Immanquablement le nom de Bilboquet évoquera la cour d’Henri III, ce fils de Catherine de Médicis, et son aréopage de « mignons » poudrés et bijoutés, qui s’adonnaient avec passion à ce jeu d’adresse. Pierre de l’Estoile, chroniqueur de la vie d’Henri III écrira: « Le roi commença à porter un bilboquet à la main, même allant dans les rues et s’en jouait comme font les petits enfants. Et à son imitation les ducs d’Esparnon et de Joieuse s’en accommodaient comme les gentilshommes, les pages et les courtisans ». Le caprice du souverain en fit l’engouement de tous.
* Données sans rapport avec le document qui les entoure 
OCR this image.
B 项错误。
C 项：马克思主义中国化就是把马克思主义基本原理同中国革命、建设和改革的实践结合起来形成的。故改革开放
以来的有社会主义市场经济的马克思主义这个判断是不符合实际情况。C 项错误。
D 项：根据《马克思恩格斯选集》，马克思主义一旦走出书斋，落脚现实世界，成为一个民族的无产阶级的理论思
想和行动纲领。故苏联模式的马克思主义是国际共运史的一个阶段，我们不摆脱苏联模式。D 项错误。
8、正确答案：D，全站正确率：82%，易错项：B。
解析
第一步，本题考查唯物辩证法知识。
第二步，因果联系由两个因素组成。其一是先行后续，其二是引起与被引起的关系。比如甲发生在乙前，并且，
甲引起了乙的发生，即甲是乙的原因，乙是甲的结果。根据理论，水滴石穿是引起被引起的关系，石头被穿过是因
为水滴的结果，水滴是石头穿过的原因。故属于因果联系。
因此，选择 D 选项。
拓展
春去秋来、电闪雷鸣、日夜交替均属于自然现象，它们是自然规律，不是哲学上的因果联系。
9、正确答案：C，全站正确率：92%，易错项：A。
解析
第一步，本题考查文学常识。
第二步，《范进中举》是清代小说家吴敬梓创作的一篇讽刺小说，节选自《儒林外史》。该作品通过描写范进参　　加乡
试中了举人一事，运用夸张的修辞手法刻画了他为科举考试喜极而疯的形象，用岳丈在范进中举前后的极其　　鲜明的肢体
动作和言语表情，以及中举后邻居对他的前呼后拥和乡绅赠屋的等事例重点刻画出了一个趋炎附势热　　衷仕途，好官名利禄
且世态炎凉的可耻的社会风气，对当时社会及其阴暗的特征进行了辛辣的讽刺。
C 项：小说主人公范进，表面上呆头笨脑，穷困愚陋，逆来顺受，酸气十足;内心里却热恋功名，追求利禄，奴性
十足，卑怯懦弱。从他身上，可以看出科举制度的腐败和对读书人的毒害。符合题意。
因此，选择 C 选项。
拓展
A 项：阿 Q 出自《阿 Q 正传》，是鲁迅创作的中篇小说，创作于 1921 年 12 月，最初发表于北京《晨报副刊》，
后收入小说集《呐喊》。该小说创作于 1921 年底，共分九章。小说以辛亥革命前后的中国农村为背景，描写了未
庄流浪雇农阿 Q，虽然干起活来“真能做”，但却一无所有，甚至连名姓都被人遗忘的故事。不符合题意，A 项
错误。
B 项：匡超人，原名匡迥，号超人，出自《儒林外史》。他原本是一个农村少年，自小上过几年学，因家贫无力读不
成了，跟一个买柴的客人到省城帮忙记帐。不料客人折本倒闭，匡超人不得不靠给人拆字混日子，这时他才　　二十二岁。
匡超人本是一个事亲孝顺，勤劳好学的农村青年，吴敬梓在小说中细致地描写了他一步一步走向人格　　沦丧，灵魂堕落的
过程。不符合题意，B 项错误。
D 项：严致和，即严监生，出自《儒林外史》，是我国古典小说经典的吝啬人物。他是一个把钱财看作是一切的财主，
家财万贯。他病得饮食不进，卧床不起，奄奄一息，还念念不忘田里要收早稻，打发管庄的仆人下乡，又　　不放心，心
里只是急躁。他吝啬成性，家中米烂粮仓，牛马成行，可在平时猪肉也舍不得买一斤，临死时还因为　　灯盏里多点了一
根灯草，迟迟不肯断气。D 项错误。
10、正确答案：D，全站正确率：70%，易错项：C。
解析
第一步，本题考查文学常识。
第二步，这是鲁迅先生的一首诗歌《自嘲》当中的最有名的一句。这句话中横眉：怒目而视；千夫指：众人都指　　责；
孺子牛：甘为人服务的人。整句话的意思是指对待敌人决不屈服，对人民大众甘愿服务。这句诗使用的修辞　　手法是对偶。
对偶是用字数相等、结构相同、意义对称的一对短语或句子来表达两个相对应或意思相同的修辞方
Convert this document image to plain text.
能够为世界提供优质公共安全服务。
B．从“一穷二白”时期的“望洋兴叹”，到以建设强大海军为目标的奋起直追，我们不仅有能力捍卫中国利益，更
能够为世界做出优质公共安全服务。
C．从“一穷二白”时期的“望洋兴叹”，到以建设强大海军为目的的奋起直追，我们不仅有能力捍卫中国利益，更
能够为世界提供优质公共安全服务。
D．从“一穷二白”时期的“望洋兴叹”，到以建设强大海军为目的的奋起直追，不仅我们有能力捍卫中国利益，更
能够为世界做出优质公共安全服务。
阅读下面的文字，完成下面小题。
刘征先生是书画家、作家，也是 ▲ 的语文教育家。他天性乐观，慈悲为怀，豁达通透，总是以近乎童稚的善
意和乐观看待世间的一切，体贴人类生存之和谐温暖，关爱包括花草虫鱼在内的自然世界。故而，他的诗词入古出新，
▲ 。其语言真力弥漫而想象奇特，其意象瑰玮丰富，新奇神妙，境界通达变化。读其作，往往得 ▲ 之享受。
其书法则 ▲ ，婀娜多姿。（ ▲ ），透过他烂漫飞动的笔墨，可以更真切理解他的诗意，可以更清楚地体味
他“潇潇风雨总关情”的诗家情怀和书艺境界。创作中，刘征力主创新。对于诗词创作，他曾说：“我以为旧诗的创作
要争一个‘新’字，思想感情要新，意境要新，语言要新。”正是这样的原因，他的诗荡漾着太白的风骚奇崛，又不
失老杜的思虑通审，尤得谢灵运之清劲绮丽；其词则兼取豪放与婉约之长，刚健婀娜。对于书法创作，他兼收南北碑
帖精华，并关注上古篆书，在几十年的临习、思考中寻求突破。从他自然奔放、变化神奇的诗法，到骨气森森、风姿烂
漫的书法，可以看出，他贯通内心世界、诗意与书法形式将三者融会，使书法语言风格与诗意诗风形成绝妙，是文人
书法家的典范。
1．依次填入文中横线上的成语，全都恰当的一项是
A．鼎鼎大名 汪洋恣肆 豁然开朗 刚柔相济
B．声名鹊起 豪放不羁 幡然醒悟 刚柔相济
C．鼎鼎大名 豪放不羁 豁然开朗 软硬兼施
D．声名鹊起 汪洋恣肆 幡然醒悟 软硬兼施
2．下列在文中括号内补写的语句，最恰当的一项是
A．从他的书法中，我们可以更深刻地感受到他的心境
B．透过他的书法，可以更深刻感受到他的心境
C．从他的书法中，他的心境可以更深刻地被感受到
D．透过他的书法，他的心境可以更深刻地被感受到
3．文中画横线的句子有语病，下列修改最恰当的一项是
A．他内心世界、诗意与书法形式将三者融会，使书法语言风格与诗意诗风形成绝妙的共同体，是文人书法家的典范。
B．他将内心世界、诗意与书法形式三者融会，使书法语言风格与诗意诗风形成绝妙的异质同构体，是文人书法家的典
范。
Comme l’imaginera Marivaux, la fureur de jouer part d’un homme et s’étend à tout un peuple.
C’est un principe fondateur de la monarchie que de voir la cour imiter son roi, puis le peuple parisien imiter la cour, et enfin la province imiter la cour.
Les opposant à Henri III feront de lui un roi aux mœurs dissolues, entouré de ses mignons folâtres, jouant au Bilboquet…devinez le symbole….mais ils oublient de dire que l’usage d’avoir des favoris remonte à Philippe le Bel, et que si Henri III délaisse sa femme, il aura de nombreuses conquêtes féminines: Louise de la Béraudière, Renée de Rieux et surtout Marie de Clèves, mariée au prince de Condé.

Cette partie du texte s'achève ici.